Enquanto isso, no dia 14/09, 5% da área de soja nos EUA havia sido colhida, contra 3% na média para esta época. Das lavouras ainda a colher, 63% estavam em boas ou excelentes condições, contra 64% da semana anterior, sendo que 41% das lavouras registravam queda das folhas.
E no Brasil, apesar de Chicago um pouco mais forte e dos prêmios ainda firmes, a nova valorização do Real frente ao dólar, com nossa moeda passando a R$ 5,30/dólar e até menos em alguns momentos da semana, os preços se reacomodaram. No Rio Grande do Sul, apesar de a média ter subido para R$ 126,09/saco na semana, as principais praças locais registraram R$ 123,00. E no restante do país os valores da oleaginosa oscilaram entre R$ 119,00 e R$ 126,00/saco.

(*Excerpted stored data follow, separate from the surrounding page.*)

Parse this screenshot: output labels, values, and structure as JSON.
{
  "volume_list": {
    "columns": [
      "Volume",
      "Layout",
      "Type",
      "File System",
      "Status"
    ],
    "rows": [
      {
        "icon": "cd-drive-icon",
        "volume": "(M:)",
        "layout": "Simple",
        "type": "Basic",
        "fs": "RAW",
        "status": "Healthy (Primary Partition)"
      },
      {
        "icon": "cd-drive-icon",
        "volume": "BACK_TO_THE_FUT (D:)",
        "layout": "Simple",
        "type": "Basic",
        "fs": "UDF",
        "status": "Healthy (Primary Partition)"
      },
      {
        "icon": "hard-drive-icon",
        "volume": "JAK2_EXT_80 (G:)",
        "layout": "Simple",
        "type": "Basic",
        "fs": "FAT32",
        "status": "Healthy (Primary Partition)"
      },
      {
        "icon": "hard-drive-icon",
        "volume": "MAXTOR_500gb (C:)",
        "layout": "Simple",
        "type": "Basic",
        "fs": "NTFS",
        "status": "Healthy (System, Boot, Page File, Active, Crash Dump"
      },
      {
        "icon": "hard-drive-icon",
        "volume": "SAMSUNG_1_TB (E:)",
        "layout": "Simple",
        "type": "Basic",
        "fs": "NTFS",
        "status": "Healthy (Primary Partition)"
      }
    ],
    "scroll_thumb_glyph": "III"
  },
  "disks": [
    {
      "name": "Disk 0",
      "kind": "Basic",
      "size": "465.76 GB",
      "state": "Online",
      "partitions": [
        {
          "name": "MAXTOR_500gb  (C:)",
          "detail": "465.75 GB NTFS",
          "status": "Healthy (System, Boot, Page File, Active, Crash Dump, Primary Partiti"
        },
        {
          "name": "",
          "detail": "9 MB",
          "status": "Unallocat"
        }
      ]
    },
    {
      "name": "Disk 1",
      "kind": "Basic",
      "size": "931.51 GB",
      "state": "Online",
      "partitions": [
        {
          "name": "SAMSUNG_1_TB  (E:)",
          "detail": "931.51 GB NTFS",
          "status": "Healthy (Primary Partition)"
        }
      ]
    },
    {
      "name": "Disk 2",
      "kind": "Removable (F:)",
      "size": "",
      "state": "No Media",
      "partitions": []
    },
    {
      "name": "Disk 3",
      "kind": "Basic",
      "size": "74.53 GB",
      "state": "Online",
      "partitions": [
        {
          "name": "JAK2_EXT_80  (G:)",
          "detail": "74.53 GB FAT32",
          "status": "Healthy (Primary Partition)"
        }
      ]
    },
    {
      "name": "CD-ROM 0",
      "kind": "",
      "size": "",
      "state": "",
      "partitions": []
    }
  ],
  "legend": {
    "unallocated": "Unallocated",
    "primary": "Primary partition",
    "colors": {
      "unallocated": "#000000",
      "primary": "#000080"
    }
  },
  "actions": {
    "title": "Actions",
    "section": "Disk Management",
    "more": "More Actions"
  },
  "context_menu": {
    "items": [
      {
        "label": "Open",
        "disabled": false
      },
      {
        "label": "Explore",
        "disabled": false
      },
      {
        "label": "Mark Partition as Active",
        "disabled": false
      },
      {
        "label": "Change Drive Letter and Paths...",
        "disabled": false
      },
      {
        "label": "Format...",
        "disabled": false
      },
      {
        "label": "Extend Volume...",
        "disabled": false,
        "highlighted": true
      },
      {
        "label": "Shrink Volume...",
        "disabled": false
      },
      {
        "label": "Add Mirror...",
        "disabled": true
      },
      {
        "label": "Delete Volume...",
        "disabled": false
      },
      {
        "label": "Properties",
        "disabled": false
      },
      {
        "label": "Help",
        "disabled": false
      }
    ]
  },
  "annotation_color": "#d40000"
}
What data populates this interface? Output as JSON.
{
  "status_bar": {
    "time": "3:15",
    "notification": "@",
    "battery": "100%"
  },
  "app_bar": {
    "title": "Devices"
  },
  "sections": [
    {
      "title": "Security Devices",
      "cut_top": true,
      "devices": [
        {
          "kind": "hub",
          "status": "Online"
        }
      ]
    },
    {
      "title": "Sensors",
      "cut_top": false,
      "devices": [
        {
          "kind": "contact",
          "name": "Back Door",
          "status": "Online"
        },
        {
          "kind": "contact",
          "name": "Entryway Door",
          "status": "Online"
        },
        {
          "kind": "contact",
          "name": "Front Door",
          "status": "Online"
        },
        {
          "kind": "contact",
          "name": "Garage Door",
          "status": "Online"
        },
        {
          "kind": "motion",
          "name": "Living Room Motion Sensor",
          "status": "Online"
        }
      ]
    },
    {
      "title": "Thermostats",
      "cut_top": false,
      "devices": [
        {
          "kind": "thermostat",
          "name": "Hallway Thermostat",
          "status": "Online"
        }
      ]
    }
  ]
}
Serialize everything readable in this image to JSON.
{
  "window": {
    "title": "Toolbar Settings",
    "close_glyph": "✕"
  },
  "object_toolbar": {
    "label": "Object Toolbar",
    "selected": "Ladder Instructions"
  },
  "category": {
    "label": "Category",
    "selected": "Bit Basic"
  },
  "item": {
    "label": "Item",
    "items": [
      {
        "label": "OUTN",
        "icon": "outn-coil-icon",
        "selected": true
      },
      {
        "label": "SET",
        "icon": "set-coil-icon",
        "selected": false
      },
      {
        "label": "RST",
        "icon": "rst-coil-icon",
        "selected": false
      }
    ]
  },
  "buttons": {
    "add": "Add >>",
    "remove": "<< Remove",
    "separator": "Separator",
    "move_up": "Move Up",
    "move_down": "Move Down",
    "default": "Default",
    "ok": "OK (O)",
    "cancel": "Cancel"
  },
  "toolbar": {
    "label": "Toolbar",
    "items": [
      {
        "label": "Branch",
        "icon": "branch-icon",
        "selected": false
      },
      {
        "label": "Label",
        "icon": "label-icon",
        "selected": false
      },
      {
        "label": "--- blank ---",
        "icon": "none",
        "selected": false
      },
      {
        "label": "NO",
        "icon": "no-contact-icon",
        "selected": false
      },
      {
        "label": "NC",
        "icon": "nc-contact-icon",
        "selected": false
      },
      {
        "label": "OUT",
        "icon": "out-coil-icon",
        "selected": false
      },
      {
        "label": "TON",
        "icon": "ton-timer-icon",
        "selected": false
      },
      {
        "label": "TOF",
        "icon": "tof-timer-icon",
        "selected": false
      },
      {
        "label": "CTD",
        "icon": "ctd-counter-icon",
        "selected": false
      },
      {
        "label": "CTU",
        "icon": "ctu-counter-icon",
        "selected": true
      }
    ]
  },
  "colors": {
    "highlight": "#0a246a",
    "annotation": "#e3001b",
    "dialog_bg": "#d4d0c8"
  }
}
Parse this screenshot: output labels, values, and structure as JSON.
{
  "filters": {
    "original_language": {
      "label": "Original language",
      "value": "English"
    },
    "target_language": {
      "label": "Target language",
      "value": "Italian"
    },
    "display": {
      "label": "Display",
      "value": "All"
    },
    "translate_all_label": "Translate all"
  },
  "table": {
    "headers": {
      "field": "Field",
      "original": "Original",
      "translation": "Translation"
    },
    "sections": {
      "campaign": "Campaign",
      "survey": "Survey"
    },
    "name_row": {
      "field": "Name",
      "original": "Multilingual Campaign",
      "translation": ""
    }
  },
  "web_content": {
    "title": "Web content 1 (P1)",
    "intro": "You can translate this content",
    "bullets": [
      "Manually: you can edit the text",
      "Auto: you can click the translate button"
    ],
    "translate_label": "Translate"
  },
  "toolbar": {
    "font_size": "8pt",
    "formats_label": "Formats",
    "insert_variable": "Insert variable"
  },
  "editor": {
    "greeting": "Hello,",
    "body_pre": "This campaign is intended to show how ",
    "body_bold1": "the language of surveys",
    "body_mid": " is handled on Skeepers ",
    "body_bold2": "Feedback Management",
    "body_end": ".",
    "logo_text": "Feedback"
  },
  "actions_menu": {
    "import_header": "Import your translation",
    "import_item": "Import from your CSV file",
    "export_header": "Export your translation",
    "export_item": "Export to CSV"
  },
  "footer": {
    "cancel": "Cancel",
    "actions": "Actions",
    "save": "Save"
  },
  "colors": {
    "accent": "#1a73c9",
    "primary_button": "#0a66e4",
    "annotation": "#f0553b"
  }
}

Em paralelo, o plantio da nova safra de soja brasileira teria atingido, até o dia 11/09, a 0,12% da área esperada para todo o país (cf. AgRural). No Paraná, a mesma teria atingido a 3% do total esperado em 16/09 (cf. Deral). Para comparação, em 2024 o plantio havia atingido 1% da área na mesma época, enquanto em 2023 e 2022 o índice era de 6% em meados de setembro. A área plantada com soja do Paraná está estimada em cerca de 5,8 milhões de hectares, com aumento de 1% na comparação com o ano anterior.
E no Mato Grosso do Sul, com o fim do vazio sanitário em 15/09, o plantio da soja também iniciou. Espera-se uma área total de 4,79 milhões de hectares, com aumento de 5,9% sobre o ano anterior. Em clima normal, a produção deverá atingir a 15,2 milhões de toneladas, ganhando 8,1% sobre o ano anterior. Já a produtividade média projetada é de 52,8 sacos/hectare, com crescimento de 2% sobre o ano anterior (cf. Aprosoja/MS).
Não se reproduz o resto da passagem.